I grew up thinking September was a time to wind down from summer gardening and switch over to harvesting. But I’ve actually learned that there are vegetables to plant in September that thrive in cooler temperatures, depending on your location.
Root vegetables and salad greens do really well during the fall. By growing these in the autumn months you can enjoy fresh local produce long after the traditional harvest season. Other vegetables to plant in September are the plan-ahead types that will build healthy root systems all winter in preparation for the spring. Here are my favorite five vegetables to plant in September!
You can do double duty with Turnips, eating both the yummy tender greens and sweet roots. Turnips germinate in a few days, so they’re a faster crop to harvest. The greens take about four weeks and the roots are ready in about eight weeks. They work best when soil has cooled to the 40 degree range and have been known to continue to grow even after the first frost. These vegetables go great with potatoes or you can even substitute them entirely!
Want a fast growing fall crop? Look no further than the radish. These will be ready to harvest in three weeks. They like to be planted in sunny spots in the garden and it’s worth mixing in some aged compost and/or fertilizer, as radishes prefer a less compacted nutrient-rich environment. Best to plant radishes four-to-six weeks before the first frost.
Lettuce is an all-star vegetable to plant in the fall, taking only a week or so to germinate, depending on the variety. They may take a little more maintenance at the beginning to thin the seedlings but once the leaves are the size of a tablespoon you can start to harvest for some tender baby lettuce. An added bonus with planting lettuce in September is that certain varieties are hardy enough to return after winter for an early spring crop. It’s best to plant lettuce six-to-eight weeks before the first frost in your area.

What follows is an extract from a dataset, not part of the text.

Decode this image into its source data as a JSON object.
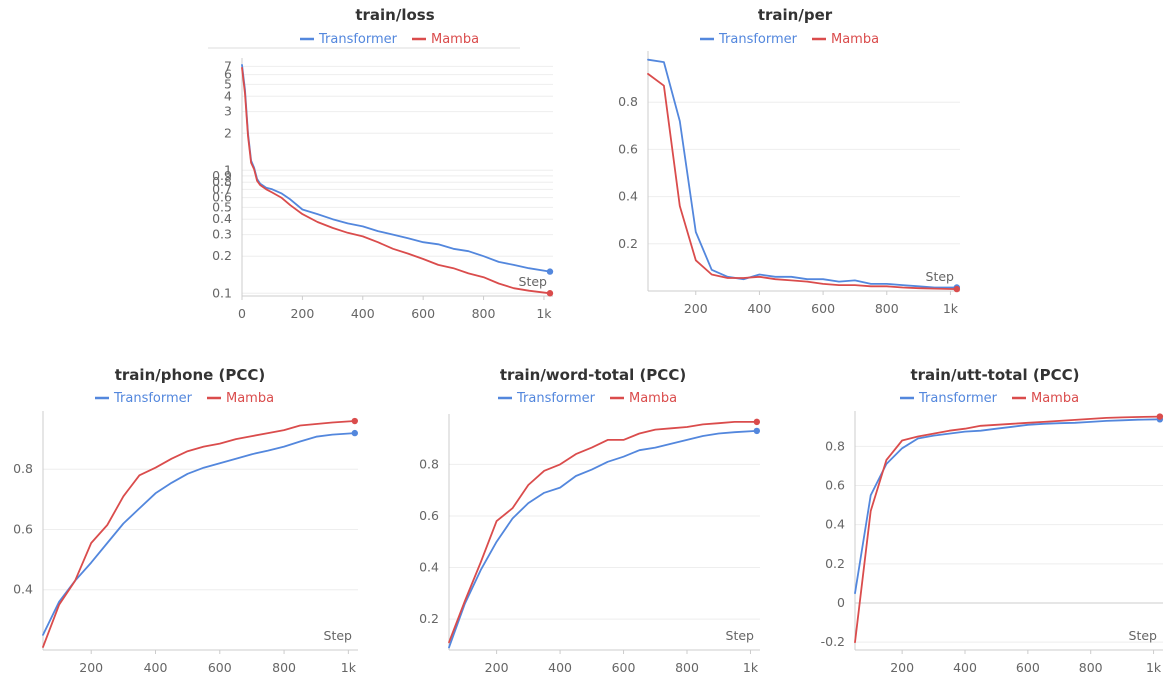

Besides being a trendy superfood, Kale is a hardy vegetable that can withstand cooler weather and is even known to survive temperatures as low as ten degrees! In September, it’s best to find kale plants already started at your local nursery. But once transplanted, these will be ready for harvest in about six-to-eight weeks or when the leaf is about the size of your hand, making them a perfect ingredient in your favorite smoothie or fall soup recipe!

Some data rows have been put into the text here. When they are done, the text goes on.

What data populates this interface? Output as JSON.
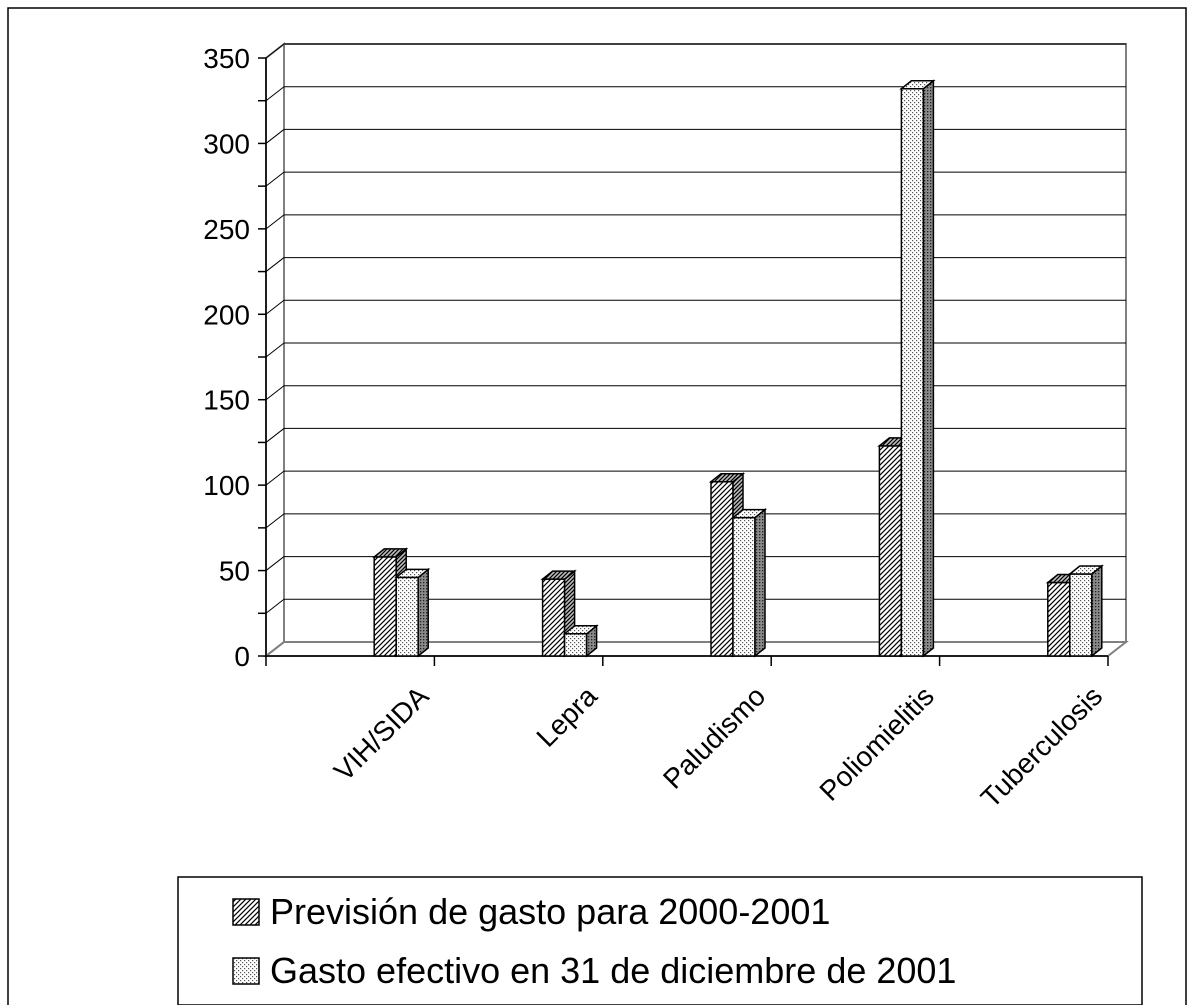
{
  "chart_data": {
    "type": "bar",
    "title": "",
    "xlabel": "",
    "ylabel": "",
    "categories": [
      "VIH/SIDA",
      "Lepra",
      "Paludismo",
      "Poliomielitis",
      "Tuberculosis"
    ],
    "series": [
      {
        "name": "Previsión de gasto para 2000-2001",
        "values": [
          58,
          45,
          102,
          123,
          43
        ],
        "pattern": "diagonal-hatch"
      },
      {
        "name": "Gasto efectivo en 31 de diciembre de 2001",
        "values": [
          46,
          13,
          81,
          332,
          48
        ],
        "pattern": "dotted-grid"
      }
    ],
    "ylim": [
      0,
      350
    ],
    "yticks": [
      0,
      50,
      100,
      150,
      200,
      250,
      300,
      350
    ],
    "grid": true,
    "legend_position": "bottom",
    "style": "3d-column"
  }
}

Want to get a head start on next season’s crops? Plant garlic in late September. It’s best to plant a few varieties just in case one does better in your region than another. You’ll want to separate cloves no more than two days before planting. Leave the peels intact and place the cloves pointy side up in soil about six inches apart and two inches deep. Add about five inches of mulch on top for insulation. Your garlic will form strong roots over the winter and be ready to take off after the first thaw, for a speedy spring crop.
I’d love to hear what your favorite vegetables to plant in September are, and any tips you have about autumn planting in your region. Tell me what your September garden looks like!